On Monday morning, Paterson informed PAN that the team will be shifting its home games to Richmond “in the interim” until social-distancing protocols and other COVID-19 regulations change, at which time the team would return to Centennial Arena.

Paterson had originally said he was confident the two sides would be able to come to an agreement; he said the team had offered to thoroughly sanitize both dressing rooms after its Saturday night games, or pay for a company to do it.
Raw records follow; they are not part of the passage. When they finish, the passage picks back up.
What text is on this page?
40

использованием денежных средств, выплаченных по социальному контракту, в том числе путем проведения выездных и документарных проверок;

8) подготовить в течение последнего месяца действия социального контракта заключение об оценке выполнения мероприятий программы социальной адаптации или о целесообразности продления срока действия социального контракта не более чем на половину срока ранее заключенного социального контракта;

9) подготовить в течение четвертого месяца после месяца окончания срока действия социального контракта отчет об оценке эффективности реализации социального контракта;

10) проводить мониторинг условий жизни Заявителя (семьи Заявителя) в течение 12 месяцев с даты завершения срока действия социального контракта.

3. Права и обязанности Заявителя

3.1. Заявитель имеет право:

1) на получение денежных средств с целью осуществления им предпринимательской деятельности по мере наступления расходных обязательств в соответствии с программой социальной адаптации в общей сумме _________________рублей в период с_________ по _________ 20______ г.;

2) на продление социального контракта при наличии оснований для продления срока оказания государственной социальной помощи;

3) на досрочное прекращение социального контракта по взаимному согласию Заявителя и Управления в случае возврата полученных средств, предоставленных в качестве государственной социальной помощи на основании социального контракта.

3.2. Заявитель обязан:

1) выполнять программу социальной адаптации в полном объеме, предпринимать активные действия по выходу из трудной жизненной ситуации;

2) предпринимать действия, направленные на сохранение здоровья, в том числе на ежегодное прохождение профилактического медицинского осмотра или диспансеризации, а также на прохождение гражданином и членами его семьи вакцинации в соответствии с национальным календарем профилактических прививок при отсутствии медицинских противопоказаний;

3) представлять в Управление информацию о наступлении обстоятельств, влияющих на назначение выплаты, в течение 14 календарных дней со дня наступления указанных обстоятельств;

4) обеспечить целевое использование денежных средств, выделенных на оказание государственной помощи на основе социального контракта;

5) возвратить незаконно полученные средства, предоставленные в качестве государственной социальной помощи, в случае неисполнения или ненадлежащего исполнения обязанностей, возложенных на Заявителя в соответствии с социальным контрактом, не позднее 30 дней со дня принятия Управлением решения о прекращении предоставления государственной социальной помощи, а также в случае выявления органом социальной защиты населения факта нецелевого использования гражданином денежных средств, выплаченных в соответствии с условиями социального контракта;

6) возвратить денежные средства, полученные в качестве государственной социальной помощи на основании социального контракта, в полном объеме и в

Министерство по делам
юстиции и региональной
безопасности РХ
“We’ll do anything,” he said last week. “We’ll work with the city and with minor hockey, and hopefully in a few weeks time we’ll have the ability to go into the dressing room… We’re getting close. Just a couple small hurdles left to overcome, but I’m confident we can do that.”

Recent discussions saw some concessions made, Paterson said, but not enough for the PJHL to approve game-play. The dressing rooms at Centennial Arena are quite small, and Paterson said based on their size, the city would only allow three players in the room at once, “which makes it problematic to change at the arena.”

However, he said the team looked at other areas of the arena where they could possibly set up makeshift dressing rooms – an idea “strongly considered and supported by the city,” he said – but those plans did not meet the league standard.

Officials at the City of White Rock did not respond to a request for comment.

The Whalers have already played two PJHL regular-season games – winning on Oct. 22 and losing Nov. 1 – and their home opener is set for Saturday, Nov. 7 against the Aldergrove Kodiaks.

White Rock also has a road game scheduled for Thursday against the Kodiaks.

The Whalers are not the only PJHL team playing home games outside of their city this season. The Ridge Meadows Flames – who are in the same cohort division as White Rock, along with Aldergrove and the Surrey Knights – have started the season playing home games out of Abbotsford, as their usual facility will not be available to them until the new year.

Regardless of where they play, Paterson noted that the team still has numerous safety protocols to follow, including having less than 50 people in the arena for games – a number than includes players, coaches, training staff, scorekeepers and officials, among other essential game-day personnel.

That may not leave a spot for Paterson, who founded the team three years ago, to watch his own team play.

He isn’t concerned with that at the moment, however.

“It might be a bit of stretch, so we’ll just play it by ear,” he said.

No fans will be allowed in to watch games, but Paterson said PJHL aren’t as likely to be adversely affected by a lack of ticket revenue as teams in other junior leagues because the Lower Mainland junior ‘B’ circuit has always operated on a pay-to-play model. The junior ‘A’ BCHL, by comparison, is for the first time ever charging its players to play this season as a way to stay in operation.

“It’s probably less financially disruptive for us than others. Our existence isn’t predicated on (external) revenue streams, so we can still move forward with our team and still give back to the community, all that kind of stuff, so we’re excited about that,” he said.

“It’s a very, very difficult situation for some of these leagues as they try to overcome these economical challenges… but we’re a little bit on the right side of the wave here.